Forty years after first reading the beloved story, I am still learning the lessons of the Little Prince. He was right, after all, that it is the children who really understand what is important.


Before I became one myself, a beekeeper once told me that the first year of beekeeping is the easiest because the bees show you what to do. While I really hope that my first year was not my easiest, I understand why this wise person shared this with me. The bees do show you what to do, by showing you precisely what NOT to do. They let you know when you have upset them or when you have made a mistake. The truth can really hurt.


One of my first-year beekeeper lessons was that I should not have used a blade to whittle an entrance reducer when I had never used such a tool before. Eager to get to my next task, I sliced into my finger and damaged a nerve. Earlier this week, my little apprentice and I split our two hives to make four. I picked up my smoker by the wrong end, and it took time for me to realize that it was burning my finger, the one that had been deadened by the injury.
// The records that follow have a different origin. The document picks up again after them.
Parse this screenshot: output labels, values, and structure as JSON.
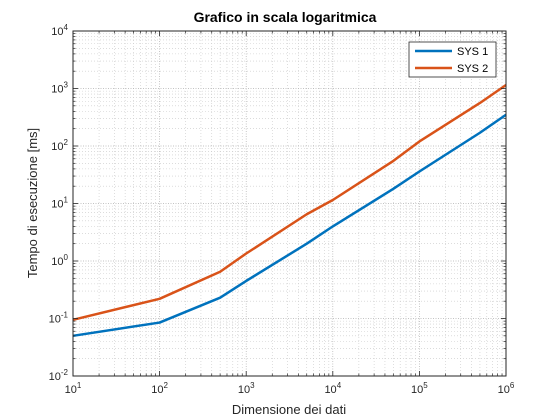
{
  "chart_data": {
    "type": "line",
    "title": "Grafico in scala logaritmica",
    "xlabel": "Dimensione dei dati",
    "ylabel": "Tempo di esecuzione [ms]",
    "xscale": "log",
    "yscale": "log",
    "xlim": [
      10,
      1000000
    ],
    "ylim": [
      0.01,
      10000
    ],
    "grid": true,
    "minor_grid": true,
    "legend_position": "top-right",
    "x_ticks": [
      {
        "value": 10,
        "base": "10",
        "exp": "1"
      },
      {
        "value": 100,
        "base": "10",
        "exp": "2"
      },
      {
        "value": 1000,
        "base": "10",
        "exp": "3"
      },
      {
        "value": 10000,
        "base": "10",
        "exp": "4"
      },
      {
        "value": 100000,
        "base": "10",
        "exp": "5"
      },
      {
        "value": 1000000,
        "base": "10",
        "exp": "6"
      }
    ],
    "y_ticks": [
      {
        "value": 0.01,
        "base": "10",
        "exp": "-2"
      },
      {
        "value": 0.1,
        "base": "10",
        "exp": "-1"
      },
      {
        "value": 1,
        "base": "10",
        "exp": "0"
      },
      {
        "value": 10,
        "base": "10",
        "exp": "1"
      },
      {
        "value": 100,
        "base": "10",
        "exp": "2"
      },
      {
        "value": 1000,
        "base": "10",
        "exp": "3"
      },
      {
        "value": 10000,
        "base": "10",
        "exp": "4"
      }
    ],
    "series": [
      {
        "name": "SYS 1",
        "color": "#0072BD",
        "x": [
          10,
          100,
          500,
          1000,
          5000,
          10000,
          50000,
          100000,
          500000,
          1000000
        ],
        "y": [
          0.05,
          0.085,
          0.23,
          0.45,
          2.0,
          4.0,
          18,
          36,
          170,
          350
        ]
      },
      {
        "name": "SYS 2",
        "color": "#D95319",
        "x": [
          10,
          100,
          500,
          1000,
          5000,
          10000,
          50000,
          100000,
          500000,
          1000000
        ],
        "y": [
          0.095,
          0.22,
          0.65,
          1.35,
          6.5,
          11.5,
          55,
          120,
          560,
          1150
        ]
      }
    ]
  }
}
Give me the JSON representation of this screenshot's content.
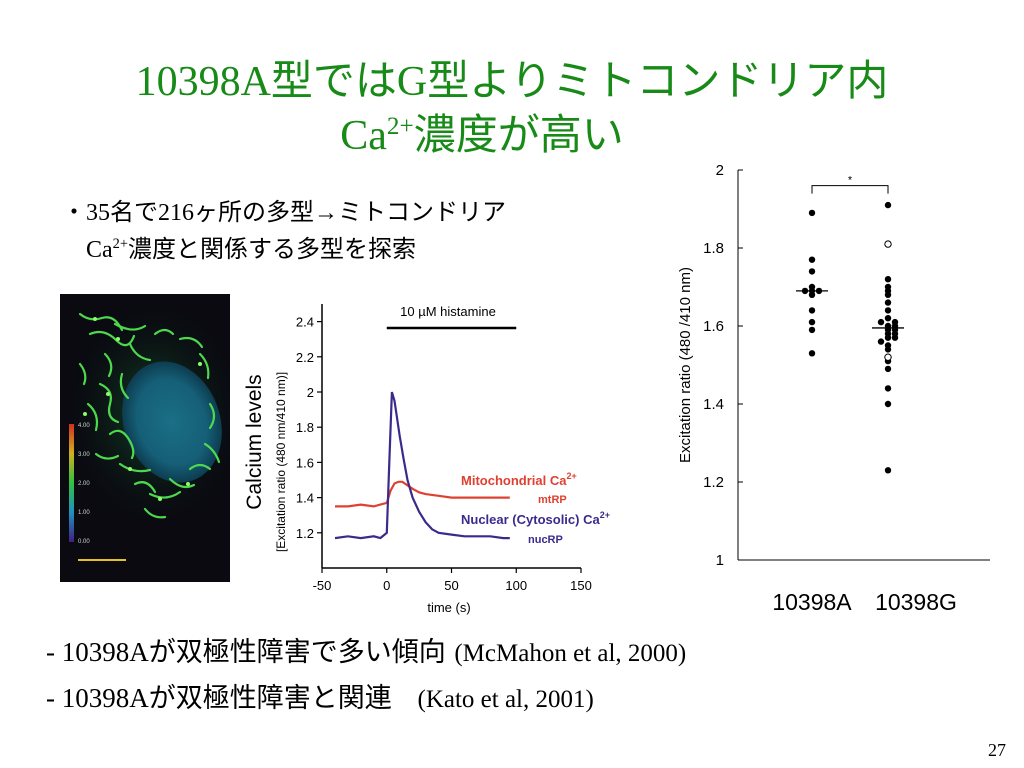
{
  "title": {
    "line1": "10398A型ではG型よりミトコンドリア内",
    "line2_main": "Ca",
    "line2_sup": "2+",
    "line2_rest": "濃度が高い"
  },
  "bullet": {
    "marker": "・",
    "line1": "35名で216ヶ所の多型→ミトコンドリア",
    "line2_main": "Ca",
    "line2_sup": "2+",
    "line2_rest": "濃度と関係する多型を探索"
  },
  "cell_image": {
    "colorbar_labels": [
      "4.00",
      "3.00",
      "2.00",
      "1.00",
      "0.00"
    ]
  },
  "chart_data": [
    {
      "type": "line",
      "title": "10 µM histamine",
      "xlabel": "time (s)",
      "ylabel": "Calcium levels",
      "ylabel2": "[Excitation ratio (480 nm/410 nm)]",
      "xlim": [
        -50,
        150
      ],
      "ylim": [
        1.0,
        2.5
      ],
      "xticks": [
        "-50",
        "0",
        "50",
        "100",
        "150"
      ],
      "yticks": [
        "1.2",
        "1.4",
        "1.6",
        "1.8",
        "2",
        "2.2",
        "2.4"
      ],
      "stimulus_bar": [
        0,
        100
      ],
      "series": [
        {
          "name": "mtRP",
          "legend": "Mitochondrial Ca",
          "legend_sup": "2+",
          "color": "#e04030",
          "x": [
            -40,
            -30,
            -20,
            -10,
            -5,
            0,
            3,
            6,
            9,
            12,
            16,
            20,
            25,
            30,
            40,
            50,
            60,
            70,
            80,
            90,
            95
          ],
          "y": [
            1.35,
            1.35,
            1.36,
            1.35,
            1.36,
            1.37,
            1.44,
            1.48,
            1.49,
            1.49,
            1.47,
            1.45,
            1.43,
            1.42,
            1.41,
            1.4,
            1.4,
            1.4,
            1.4,
            1.4,
            1.4
          ]
        },
        {
          "name": "nucRP",
          "legend": "Nuclear (Cytosolic) Ca",
          "legend_sup": "2+",
          "color": "#3a2a8c",
          "x": [
            -40,
            -30,
            -20,
            -10,
            -5,
            0,
            2,
            4,
            6,
            8,
            10,
            13,
            16,
            20,
            25,
            30,
            35,
            40,
            50,
            60,
            70,
            80,
            90,
            95
          ],
          "y": [
            1.17,
            1.18,
            1.17,
            1.18,
            1.17,
            1.2,
            1.6,
            2.0,
            1.95,
            1.85,
            1.75,
            1.62,
            1.5,
            1.4,
            1.32,
            1.26,
            1.22,
            1.2,
            1.19,
            1.18,
            1.18,
            1.18,
            1.17,
            1.17
          ]
        }
      ]
    },
    {
      "type": "scatter",
      "ylabel": "Excitation ratio (480 /410 nm)",
      "ylim": [
        1,
        2
      ],
      "yticks": [
        "1",
        "1.2",
        "1.4",
        "1.6",
        "1.8",
        "2"
      ],
      "categories": [
        "10398A",
        "10398G"
      ],
      "significance_marker": "*",
      "groups": [
        {
          "name": "10398A",
          "median": 1.69,
          "filled": [
            1.89,
            1.77,
            1.74,
            1.7,
            1.69,
            1.69,
            1.68,
            1.69,
            1.64,
            1.61,
            1.59,
            1.53
          ]
        },
        {
          "name": "10398G",
          "median": 1.595,
          "filled": [
            1.91,
            1.72,
            1.7,
            1.69,
            1.68,
            1.66,
            1.64,
            1.62,
            1.61,
            1.61,
            1.6,
            1.6,
            1.59,
            1.59,
            1.58,
            1.58,
            1.57,
            1.57,
            1.56,
            1.55,
            1.54,
            1.51,
            1.49,
            1.44,
            1.4,
            1.23
          ],
          "open": [
            1.81,
            1.52
          ]
        }
      ]
    }
  ],
  "bottom": {
    "line1_prefix": "- 10398A",
    "line1_text": "が双極性障害で多い傾向",
    "line1_ref": "(McMahon et al, 2000)",
    "line2_prefix": "- 10398A",
    "line2_text": "が双極性障害と関連",
    "line2_ref": "(Kato et al, 2001)"
  },
  "page_number": "27"
}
I didn't feel the pain; at least, I didn't feel it right away. My son didn't understand what was happening to him until one day, it was all too much. A lifetime of being the underdog, of needing support through his days, of playing his best part despite the push and pull of a neurological system that beats to its own drum...a lifetime of trying to stand tall from the bottom of the charts...took a harsh turn.
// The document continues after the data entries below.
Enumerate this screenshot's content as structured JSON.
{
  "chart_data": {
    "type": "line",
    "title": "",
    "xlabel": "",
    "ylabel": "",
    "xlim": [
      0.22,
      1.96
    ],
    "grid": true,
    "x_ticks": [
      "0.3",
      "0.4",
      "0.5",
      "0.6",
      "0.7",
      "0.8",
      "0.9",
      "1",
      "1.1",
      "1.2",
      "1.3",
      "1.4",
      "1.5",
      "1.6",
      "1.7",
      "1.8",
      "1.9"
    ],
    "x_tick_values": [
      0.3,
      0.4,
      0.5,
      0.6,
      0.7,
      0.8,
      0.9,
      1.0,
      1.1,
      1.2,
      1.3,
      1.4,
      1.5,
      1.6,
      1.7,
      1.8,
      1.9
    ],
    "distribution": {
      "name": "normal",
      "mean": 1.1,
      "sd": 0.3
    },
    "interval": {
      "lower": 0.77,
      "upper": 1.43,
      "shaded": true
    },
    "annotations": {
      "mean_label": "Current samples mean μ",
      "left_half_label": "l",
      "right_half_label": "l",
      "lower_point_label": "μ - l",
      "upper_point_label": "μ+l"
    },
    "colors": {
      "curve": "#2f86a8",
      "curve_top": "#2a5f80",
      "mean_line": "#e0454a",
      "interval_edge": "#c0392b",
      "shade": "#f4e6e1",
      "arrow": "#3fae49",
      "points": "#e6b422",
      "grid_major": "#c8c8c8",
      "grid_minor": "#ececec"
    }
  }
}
Most of the school year has been an impossible struggle for this child with a heart so big it is unfathomable how it can be contained in his tiny body. At school, he was barely recognizable as the boy who had been celebrated for his kindness the year before. It just wasn't working, and he knew it. After recovering with a few days of unlimited dirt bike rides and trips with me to my appointments which occasionally included detours for iced lattes, he shared his revelation...which must have come to him on our long car ride home from Trader Joe's: he thought it was actually good that he burst from the school when he was so mad; it was the only way to really let it be known what he needed. It was the only way to communicate that he was about to break.
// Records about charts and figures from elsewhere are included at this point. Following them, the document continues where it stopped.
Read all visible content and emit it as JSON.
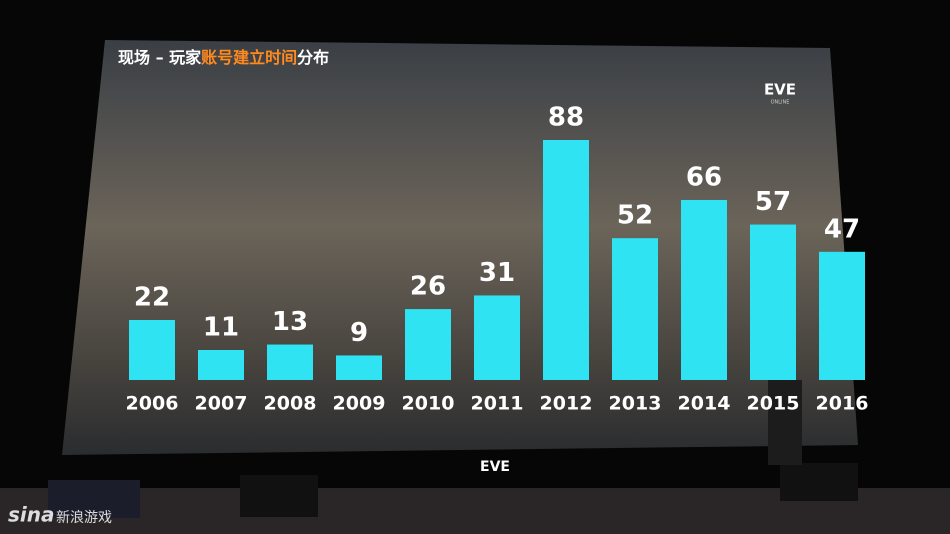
{
  "chart_data": {
    "type": "bar",
    "title": [
      "现场 – 玩家",
      "账号建立时间",
      "分布"
    ],
    "title_colors": [
      "#ffffff",
      "#ff8a1e",
      "#ffffff"
    ],
    "categories": [
      "2006",
      "2007",
      "2008",
      "2009",
      "2010",
      "2011",
      "2012",
      "2013",
      "2014",
      "2015",
      "2016"
    ],
    "values": [
      22,
      11,
      13,
      9,
      26,
      31,
      88,
      52,
      66,
      57,
      47
    ],
    "color": "#2fe3f2"
  },
  "logo": {
    "name": "EVE",
    "sub": "ONLINE"
  },
  "watermark": {
    "brand": "sina",
    "text": "新浪游戏"
  }
}
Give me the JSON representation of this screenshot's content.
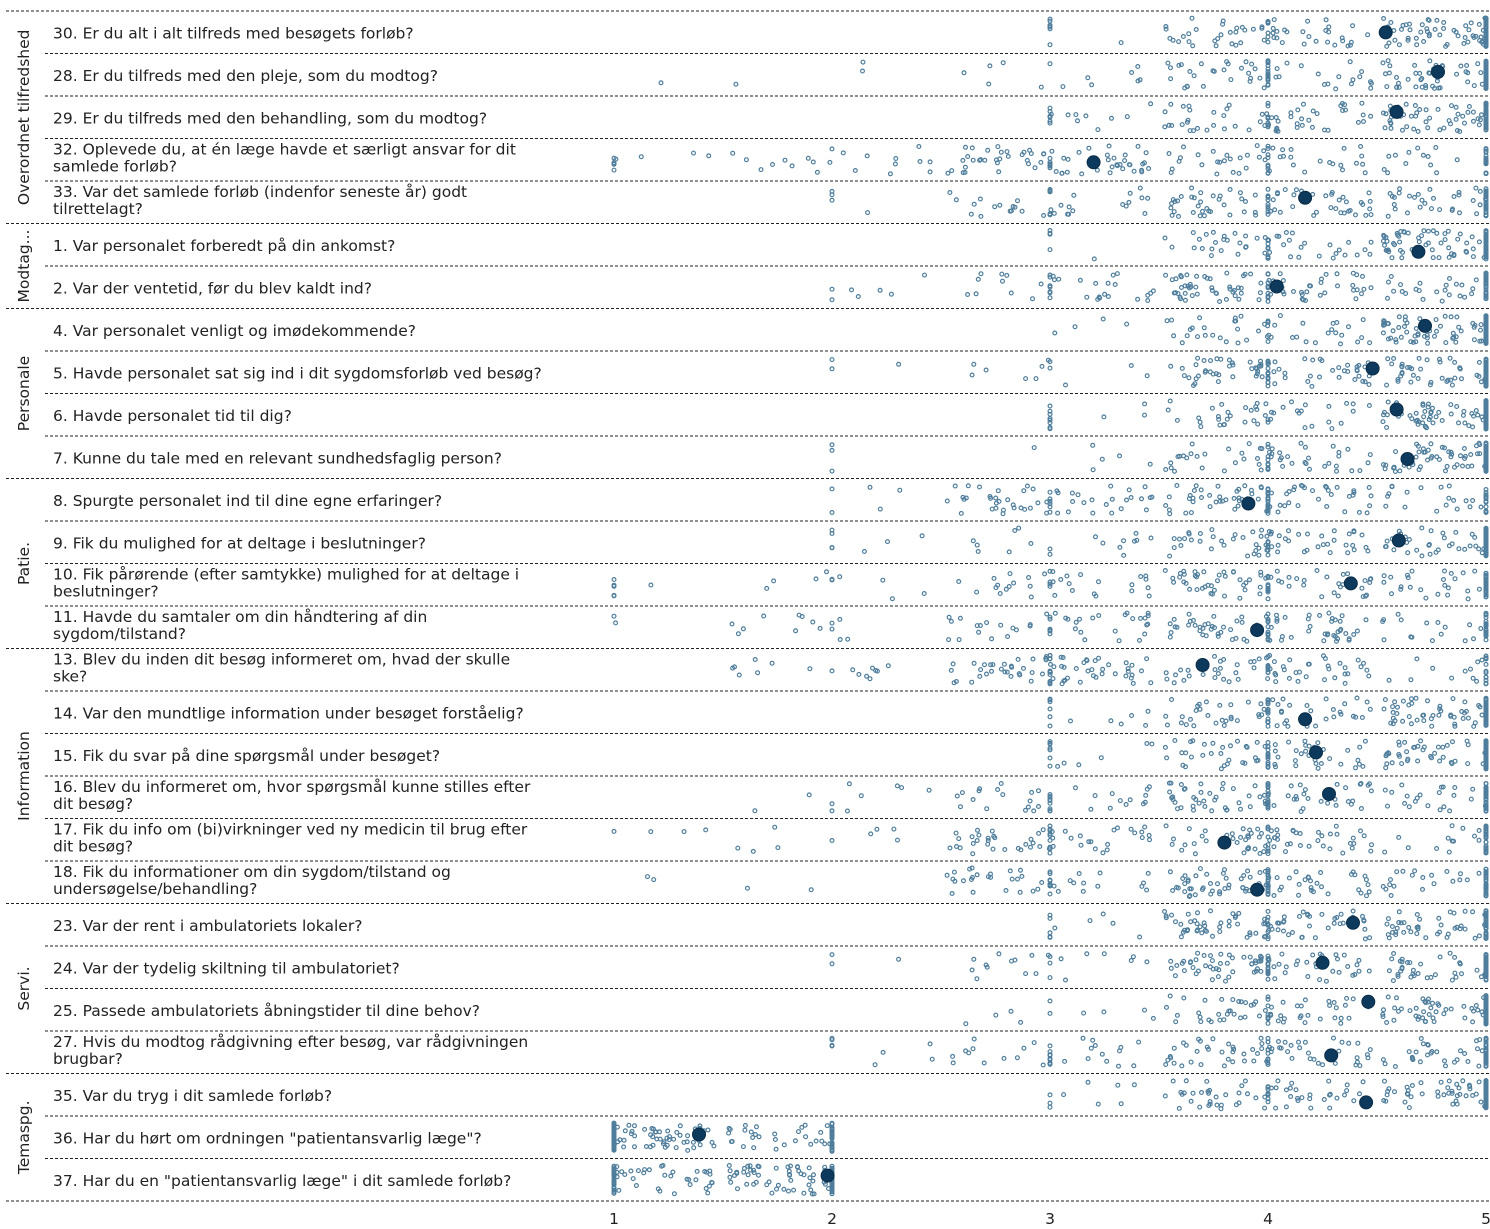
{
  "chart_data": {
    "type": "scatter",
    "title": "",
    "xlabel": "",
    "ylabel": "",
    "xlim": [
      1,
      5
    ],
    "xticks": [
      "1",
      "2",
      "3",
      "4",
      "5"
    ],
    "colors": {
      "points": "#4f7e9c",
      "mean": "#0d3a5c",
      "separator": "#222222"
    },
    "groups": [
      {
        "name": "Overordnet tilfredshed",
        "questions": [
          0,
          1,
          2,
          3,
          4
        ]
      },
      {
        "name": "Modtag...",
        "questions": [
          5,
          6
        ]
      },
      {
        "name": "Personale",
        "questions": [
          7,
          8,
          9,
          10
        ]
      },
      {
        "name": "Patie.",
        "questions": [
          11,
          12,
          13,
          14
        ]
      },
      {
        "name": "Information",
        "questions": [
          15,
          16,
          17,
          18,
          19,
          20
        ]
      },
      {
        "name": "Servi.",
        "questions": [
          21,
          22,
          23,
          24
        ]
      },
      {
        "name": "Temaspg.",
        "questions": [
          25,
          26,
          27
        ]
      }
    ],
    "questions": [
      {
        "lines": [
          "30. Er du alt i alt tilfreds med besøgets forløb?"
        ],
        "mean": 4.54,
        "dist": [
          0,
          0.01,
          0.05,
          0.3,
          0.64
        ],
        "floor": 3,
        "ceil": 5
      },
      {
        "lines": [
          "28. Er du tilfreds med den pleje, som du modtog?"
        ],
        "mean": 4.78,
        "dist": [
          0.01,
          0.02,
          0.05,
          0.28,
          0.64
        ],
        "floor": 1,
        "ceil": 5
      },
      {
        "lines": [
          "29. Er du tilfreds med den behandling, som du modtog?"
        ],
        "mean": 4.59,
        "dist": [
          0,
          0,
          0.06,
          0.3,
          0.64
        ],
        "floor": 3,
        "ceil": 5
      },
      {
        "lines": [
          "32. Oplevede du, at én læge havde et særligt ansvar for dit",
          "samlede forløb?"
        ],
        "mean": 3.2,
        "dist": [
          0.02,
          0.1,
          0.4,
          0.32,
          0.16
        ],
        "floor": 1,
        "ceil": 5
      },
      {
        "lines": [
          "33. Var det samlede forløb (indenfor seneste år) godt",
          "tilrettelagt?"
        ],
        "mean": 4.17,
        "dist": [
          0,
          0.03,
          0.15,
          0.42,
          0.4
        ],
        "floor": 2,
        "ceil": 5
      },
      {
        "lines": [
          "1. Var personalet forberedt på din ankomst?"
        ],
        "mean": 4.69,
        "dist": [
          0,
          0,
          0.03,
          0.28,
          0.69
        ],
        "floor": 3,
        "ceil": 5
      },
      {
        "lines": [
          "2. Var der ventetid, før du blev kaldt ind?"
        ],
        "mean": 4.04,
        "dist": [
          0,
          0.02,
          0.2,
          0.5,
          0.28
        ],
        "floor": 2,
        "ceil": 5
      },
      {
        "lines": [
          "4. Var personalet venligt og imødekommende?"
        ],
        "mean": 4.72,
        "dist": [
          0,
          0,
          0.02,
          0.25,
          0.73
        ],
        "floor": 3,
        "ceil": 5
      },
      {
        "lines": [
          "5. Havde personalet sat sig ind i dit sygdomsforløb ved besøg?"
        ],
        "mean": 4.48,
        "dist": [
          0,
          0.01,
          0.06,
          0.36,
          0.57
        ],
        "floor": 2,
        "ceil": 5
      },
      {
        "lines": [
          "6. Havde personalet tid til dig?"
        ],
        "mean": 4.59,
        "dist": [
          0,
          0,
          0.05,
          0.3,
          0.65
        ],
        "floor": 3,
        "ceil": 5
      },
      {
        "lines": [
          "7. Kunne du tale med en relevant sundhedsfaglig person?"
        ],
        "mean": 4.64,
        "dist": [
          0,
          0.01,
          0.04,
          0.28,
          0.67
        ],
        "floor": 2,
        "ceil": 5
      },
      {
        "lines": [
          "8. Spurgte personalet ind til dine egne erfaringer?"
        ],
        "mean": 3.91,
        "dist": [
          0,
          0.04,
          0.3,
          0.5,
          0.16
        ],
        "floor": 2,
        "ceil": 5
      },
      {
        "lines": [
          "9. Fik du mulighed for at deltage i beslutninger?"
        ],
        "mean": 4.6,
        "dist": [
          0,
          0.02,
          0.1,
          0.4,
          0.48
        ],
        "floor": 2,
        "ceil": 5
      },
      {
        "lines": [
          "10. Fik pårørende (efter samtykke) mulighed for at deltage i",
          "beslutninger?"
        ],
        "mean": 4.38,
        "dist": [
          0.02,
          0.05,
          0.2,
          0.43,
          0.3
        ],
        "floor": 1,
        "ceil": 5
      },
      {
        "lines": [
          "11. Havde du samtaler om din håndtering af din",
          "sygdom/tilstand?"
        ],
        "mean": 3.95,
        "dist": [
          0.01,
          0.05,
          0.28,
          0.46,
          0.2
        ],
        "floor": 1,
        "ceil": 5
      },
      {
        "lines": [
          "13. Blev du inden dit besøg informeret om, hvad der skulle",
          "ske?"
        ],
        "mean": 3.7,
        "dist": [
          0,
          0.06,
          0.35,
          0.42,
          0.17
        ],
        "floor": 1,
        "ceil": 5
      },
      {
        "lines": [
          "14. Var den mundtlige information under besøget forståelig?"
        ],
        "mean": 4.17,
        "dist": [
          0,
          0,
          0.06,
          0.4,
          0.54
        ],
        "floor": 3,
        "ceil": 5
      },
      {
        "lines": [
          "15. Fik du svar på dine spørgsmål under besøget?"
        ],
        "mean": 4.22,
        "dist": [
          0,
          0,
          0.06,
          0.4,
          0.54
        ],
        "floor": 3,
        "ceil": 5
      },
      {
        "lines": [
          "16. Blev du informeret om, hvor spørgsmål kunne stilles efter",
          "dit besøg?"
        ],
        "mean": 4.28,
        "dist": [
          0.01,
          0.04,
          0.2,
          0.43,
          0.32
        ],
        "floor": 1,
        "ceil": 5
      },
      {
        "lines": [
          "17. Fik du info om (bi)virkninger ved ny medicin til brug efter",
          "dit besøg?"
        ],
        "mean": 3.8,
        "dist": [
          0.02,
          0.06,
          0.3,
          0.42,
          0.2
        ],
        "floor": 1,
        "ceil": 5
      },
      {
        "lines": [
          "18. Fik du informationer om din sygdom/tilstand og",
          "undersøgelse/behandling?"
        ],
        "mean": 3.95,
        "dist": [
          0.01,
          0.03,
          0.22,
          0.48,
          0.26
        ],
        "floor": 1,
        "ceil": 5
      },
      {
        "lines": [
          "23. Var der rent i ambulatoriets lokaler?"
        ],
        "mean": 4.39,
        "dist": [
          0,
          0,
          0.05,
          0.4,
          0.55
        ],
        "floor": 3,
        "ceil": 5
      },
      {
        "lines": [
          "24. Var der tydelig skiltning til ambulatoriet?"
        ],
        "mean": 4.25,
        "dist": [
          0,
          0.01,
          0.12,
          0.45,
          0.42
        ],
        "floor": 2,
        "ceil": 5
      },
      {
        "lines": [
          "25. Passede ambulatoriets åbningstider til dine behov?"
        ],
        "mean": 4.46,
        "dist": [
          0.01,
          0,
          0.05,
          0.38,
          0.56
        ],
        "floor": 1,
        "ceil": 5
      },
      {
        "lines": [
          "27. Hvis du modtog rådgivning efter besøg, var rådgivningen",
          "brugbar?"
        ],
        "mean": 4.29,
        "dist": [
          0,
          0.03,
          0.15,
          0.42,
          0.4
        ],
        "floor": 2,
        "ceil": 5
      },
      {
        "lines": [
          "35. Var du tryg i dit samlede forløb?"
        ],
        "mean": 4.45,
        "dist": [
          0,
          0,
          0.06,
          0.4,
          0.54
        ],
        "floor": 3,
        "ceil": 5
      },
      {
        "lines": [
          "36. Har du hørt om ordningen \"patientansvarlig læge\"?"
        ],
        "mean": 1.39,
        "dist": [
          0.6,
          0.4,
          0,
          0,
          0
        ],
        "floor": 1,
        "ceil": 2
      },
      {
        "lines": [
          "37. Har du en \"patientansvarlig læge\" i dit samlede forløb?"
        ],
        "mean": 1.98,
        "dist": [
          0.35,
          0.65,
          0,
          0,
          0
        ],
        "floor": 1,
        "ceil": 2
      }
    ]
  }
}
Half an hour before, I had turned my head at the sound of a jar of pasta sauce that had slipped from someone's hand and smashed in the aisle. While I went back to filling my cart after that first glance, my son stepped up to assist with cleaning up a mess that he hadn't made. That is the version of this boy that I hope the world can see.


Through these trials of parenting, I have tried to listen to the voices inside my head, to fuel the fires for fear that my child's needs are misunderstood. Sometimes, though, it's not my voice that matters. It's the brave child that steps up to be heard, because he knows there is no other way. That's what matters. He is what matters.


I watched him today at one o'clock in the afternoon, his entire twelve-year-old frame folded up on one cushion of the couch as he slept. He had put in a couple of hours moving topsoil and driving the tractor with his dad before he worked on his school assignments, and he needed the rest as fuel for the journey...whichever journey is yet to come.


We don't know what's going to happen. We do know, though, that our child knows better than any of the rest of us what he really needs.


"I believe that for his escape he took advantage of the migration of a flock of wild birds."

--Antoine de Saint Exupery, The Little Prince


There were no wild birds involved in his escape, but he did come home to 27 chickens. And I really can use his help with the hives.